RESPONSABILIDADE CIVIL. CHEQUE PRÉ-DATADO. APRESENTAÇÃO ANTECIPADA. DEVER DE INDENIZAR. DANO MORAL CONFIGURADO. Hipótese em que a demandada apresentou para desconto bancário cheque pré-datado antes do termo ajustado. A negligência da ré ao apresentar o cheque antes da data aprazada, além de descumprir acordo entabulado, causou danos ao autor, configurando ato ilícito passível de reparação. Caracteriza dano moral a apresentação antecipada de cheque pré-datado. Inteligência da Súmula 370 do STJ. Manutenção do montante indenizatório considerando o equívoco da ré, o aborrecimento e o transtorno sofridos pelo demandante, além do caráter punitivo-compensatório da reparação (R$ 2.000,00). VERBA SUCUMBENCIAL. A teor da Súmula 326 do STJ, na ação de indenização por dano moral, a condenação em montante inferior ao postulado na inicial não implica sucumbência recíproca. Manutenção do dimensionamento arbitrado na sentença. APELAÇÃO DESPROVIDA. (Apelação Cível Nº 70052199064, Décima Câmara Cível, Tribunal de Justiça do RS, Relator: Túlio de Oliveira Martins, Julgado em 13/12/2012)

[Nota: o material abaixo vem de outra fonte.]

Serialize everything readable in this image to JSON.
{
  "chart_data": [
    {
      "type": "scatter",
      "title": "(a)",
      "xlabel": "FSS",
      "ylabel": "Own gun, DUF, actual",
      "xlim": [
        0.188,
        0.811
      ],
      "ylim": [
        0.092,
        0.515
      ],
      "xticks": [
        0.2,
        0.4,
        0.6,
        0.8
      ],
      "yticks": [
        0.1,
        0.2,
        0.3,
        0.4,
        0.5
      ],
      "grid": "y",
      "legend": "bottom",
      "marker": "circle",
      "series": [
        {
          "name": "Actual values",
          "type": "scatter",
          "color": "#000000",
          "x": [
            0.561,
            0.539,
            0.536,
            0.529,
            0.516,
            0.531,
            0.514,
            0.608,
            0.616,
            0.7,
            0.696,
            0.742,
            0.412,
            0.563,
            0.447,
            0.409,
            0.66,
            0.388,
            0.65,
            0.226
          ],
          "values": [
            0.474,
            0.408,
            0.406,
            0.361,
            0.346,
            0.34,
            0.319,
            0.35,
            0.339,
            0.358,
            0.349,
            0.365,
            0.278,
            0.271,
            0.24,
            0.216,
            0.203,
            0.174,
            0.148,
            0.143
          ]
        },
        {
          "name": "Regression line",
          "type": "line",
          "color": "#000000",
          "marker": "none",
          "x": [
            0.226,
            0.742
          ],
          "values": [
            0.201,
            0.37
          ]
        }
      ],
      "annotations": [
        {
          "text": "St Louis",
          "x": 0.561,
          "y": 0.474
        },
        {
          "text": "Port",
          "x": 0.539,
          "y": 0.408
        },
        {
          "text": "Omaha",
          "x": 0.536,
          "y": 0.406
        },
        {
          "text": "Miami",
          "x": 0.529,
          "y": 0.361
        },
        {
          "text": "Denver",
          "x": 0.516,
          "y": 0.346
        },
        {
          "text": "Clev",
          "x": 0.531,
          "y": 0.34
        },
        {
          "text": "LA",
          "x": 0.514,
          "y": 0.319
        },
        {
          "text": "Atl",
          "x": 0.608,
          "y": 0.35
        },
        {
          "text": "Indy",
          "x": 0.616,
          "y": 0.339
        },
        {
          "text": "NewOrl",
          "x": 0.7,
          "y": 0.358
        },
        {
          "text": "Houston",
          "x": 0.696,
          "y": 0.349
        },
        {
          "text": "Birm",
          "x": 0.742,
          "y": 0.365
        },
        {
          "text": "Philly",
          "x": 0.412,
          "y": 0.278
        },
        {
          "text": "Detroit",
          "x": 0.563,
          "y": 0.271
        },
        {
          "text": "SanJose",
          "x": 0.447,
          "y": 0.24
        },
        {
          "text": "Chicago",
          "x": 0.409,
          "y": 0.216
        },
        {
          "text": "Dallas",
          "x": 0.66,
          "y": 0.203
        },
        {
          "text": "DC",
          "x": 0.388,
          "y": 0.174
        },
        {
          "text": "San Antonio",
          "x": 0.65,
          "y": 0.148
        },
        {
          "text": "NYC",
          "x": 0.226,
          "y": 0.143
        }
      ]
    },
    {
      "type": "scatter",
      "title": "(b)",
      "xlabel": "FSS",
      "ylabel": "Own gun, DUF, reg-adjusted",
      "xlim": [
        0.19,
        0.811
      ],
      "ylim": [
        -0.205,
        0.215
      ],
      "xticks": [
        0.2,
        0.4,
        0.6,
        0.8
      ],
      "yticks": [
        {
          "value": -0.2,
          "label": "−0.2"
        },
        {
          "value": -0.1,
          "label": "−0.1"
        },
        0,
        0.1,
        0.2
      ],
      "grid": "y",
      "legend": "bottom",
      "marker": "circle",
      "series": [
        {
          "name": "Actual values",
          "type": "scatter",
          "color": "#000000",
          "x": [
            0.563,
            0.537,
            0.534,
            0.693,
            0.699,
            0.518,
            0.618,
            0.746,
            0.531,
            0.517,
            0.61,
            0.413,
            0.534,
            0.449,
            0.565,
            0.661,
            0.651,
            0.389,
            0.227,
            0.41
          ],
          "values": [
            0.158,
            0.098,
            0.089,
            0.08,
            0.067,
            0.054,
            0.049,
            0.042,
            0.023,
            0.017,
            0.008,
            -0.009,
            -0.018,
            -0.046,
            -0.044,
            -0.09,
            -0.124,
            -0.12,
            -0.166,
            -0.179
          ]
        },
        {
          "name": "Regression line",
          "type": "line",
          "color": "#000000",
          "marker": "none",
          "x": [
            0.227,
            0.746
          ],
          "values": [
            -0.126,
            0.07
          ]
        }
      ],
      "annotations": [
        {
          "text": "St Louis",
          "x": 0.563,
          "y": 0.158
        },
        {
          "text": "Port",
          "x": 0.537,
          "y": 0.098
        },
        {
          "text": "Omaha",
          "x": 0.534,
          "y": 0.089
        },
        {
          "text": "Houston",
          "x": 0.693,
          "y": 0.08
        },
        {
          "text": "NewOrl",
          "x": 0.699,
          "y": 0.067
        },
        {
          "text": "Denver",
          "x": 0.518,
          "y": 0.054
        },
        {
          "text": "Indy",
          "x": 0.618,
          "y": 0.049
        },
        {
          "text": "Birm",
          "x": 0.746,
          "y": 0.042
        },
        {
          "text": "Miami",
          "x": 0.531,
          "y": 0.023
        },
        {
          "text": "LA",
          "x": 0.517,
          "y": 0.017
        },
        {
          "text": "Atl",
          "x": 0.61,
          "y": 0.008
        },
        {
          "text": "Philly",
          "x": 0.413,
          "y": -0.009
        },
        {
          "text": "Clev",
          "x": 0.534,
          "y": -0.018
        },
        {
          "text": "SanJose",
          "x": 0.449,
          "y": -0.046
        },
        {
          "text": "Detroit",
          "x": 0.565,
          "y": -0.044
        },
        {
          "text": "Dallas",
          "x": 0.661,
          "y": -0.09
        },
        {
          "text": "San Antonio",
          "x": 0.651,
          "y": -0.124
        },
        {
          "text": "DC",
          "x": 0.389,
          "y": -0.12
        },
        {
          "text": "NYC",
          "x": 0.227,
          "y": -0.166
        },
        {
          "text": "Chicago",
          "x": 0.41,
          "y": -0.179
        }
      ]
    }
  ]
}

(TJ-RS - AC: 70052199064 RS, Relator: Túlio de Oliveira Martins, Data de Julgamento: 13/12/2012, Décima Câmara Cível, Data de Publicação: Diário da Justiça do dia 05/02/2013)

5. Conclusão

A apresentação de cheque de forma antecipada sem dúvida se caracteriza como dano moral, observando como fundamento o Art. 422 do Código Civil e a Súmula 370 do STJ, entretanto processualmente, se levará em consideração a gravidade do dano para estipulação da indenização, cuidando para a não caracterização de enriquecimento sem causa, pois é vedada pelo nosso ordenamento jurídico.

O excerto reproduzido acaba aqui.